Step one. Make protective copies of both tracks. Separate USB sticks works well. Assume the computer is going to go face-first into the mud and take Audacity and your show with it… permanently.
Both audios are in my workspace at the moment
What does that mean? I don’t think Audacity will open up a link or a network mount (but it might). Import both shows and they should appear one above the other and play at the same time. You can steer that with the MUTE and SOLO buttons to the left.
One way is just to drag-select the good intro, copy and paste it at the beginning of the good interview. Yes, you will have two intros then. The usual copy and paste keyboard buttons should work. I would probably Save a unique Project when you do that. You can go back to that point if you really mess something up.
Audacity will not save UNDO. Once you close Audacity, that’s the end of the UNDO listings. The current show, your old backup Project and the original shows are all you have.

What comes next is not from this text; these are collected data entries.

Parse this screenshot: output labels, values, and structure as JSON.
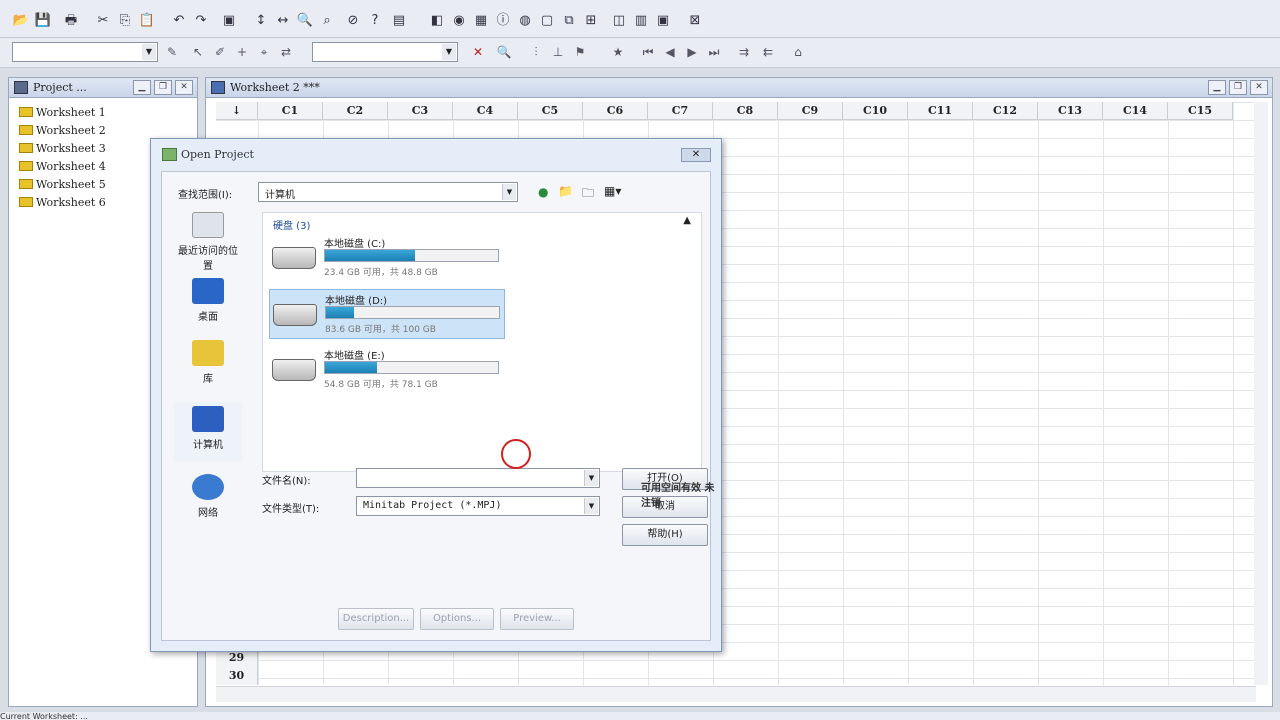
{
  "toolbar2": {
    "combo1_value": "",
    "combo2_value": ""
  },
  "project_panel": {
    "title": "Project ...",
    "items": [
      "Worksheet 1",
      "Worksheet 2",
      "Worksheet 3",
      "Worksheet 4",
      "Worksheet 5",
      "Worksheet 6"
    ]
  },
  "worksheet": {
    "title": "Worksheet 2 ***",
    "corner": "↓",
    "columns": [
      "C1",
      "C2",
      "C3",
      "C4",
      "C5",
      "C6",
      "C7",
      "C8",
      "C9",
      "C10",
      "C11",
      "C12",
      "C13",
      "C14",
      "C15"
    ],
    "visible_rows": [
      "29",
      "30"
    ]
  },
  "dialog": {
    "title": "Open Project",
    "lookin_label": "查找范围(I):",
    "lookin_value": "计算机",
    "section_header": "硬盘 (3)",
    "places": [
      "最近访问的位置",
      "桌面",
      "库",
      "计算机",
      "网络"
    ],
    "drives": [
      {
        "name": "本地磁盘 (C:)",
        "info": "23.4 GB 可用，共 48.8 GB",
        "used_fraction": 0.52
      },
      {
        "name": "本地磁盘 (D:)",
        "info": "83.6 GB 可用，共 100 GB",
        "used_fraction": 0.16
      },
      {
        "name": "本地磁盘 (E:)",
        "info": "54.8 GB 可用，共 78.1 GB",
        "used_fraction": 0.3
      }
    ],
    "tooltip": "可用空间有效 未注销",
    "filename_label": "文件名(N):",
    "filename_value": "",
    "filetype_label": "文件类型(T):",
    "filetype_value": "Minitab Project (*.MPJ)",
    "open_button": "打开(O)",
    "cancel_button": "取消",
    "help_button": "帮助(H)",
    "bottom_buttons": [
      "Description...",
      "Options...",
      "Preview..."
    ]
  },
  "statusbar": {
    "text": "Current Worksheet: ..."
  }
}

Then go in with the zoom tools and cut out the bad intro little at a time. If you overdo it, you can Edit > UNDO and back up, or trash everything and open up that Project you saved in the last paragraph.
You can go crazy with the zoom tools, but I only use three. Drag-select a portion of the show and zoom into it with Command-E. If you go in too far, zoom out a little bit with Command-3. Zoom out to the full show with Command-F.
http://manual.audacityteam.org/o/man/zooming.html
There is a change to Audacity display you might want to make.
Audacity > Preferences > Tracks > Display > [_] Update Display… (de-select)
Normally, Audacity keeps the screen up to date with a recording (do select update) so you can continuously see the current state of recorded volume and time. When you edit, however, that checked setting can steal your edit view away from you, usually at the worst possible time. You can slide the timeline view back and forth manually with Shift + Scroll Wheel. Or use the Zoom tools.
When you get one of the tracks perfect, select it by clicking just above the MUTE button and File > Export Selection: WAV (Microsoft)… That’s your edit Master. You can make an MP3 also if you want, but you shouldn’t do production in MP3 because of its sound damage.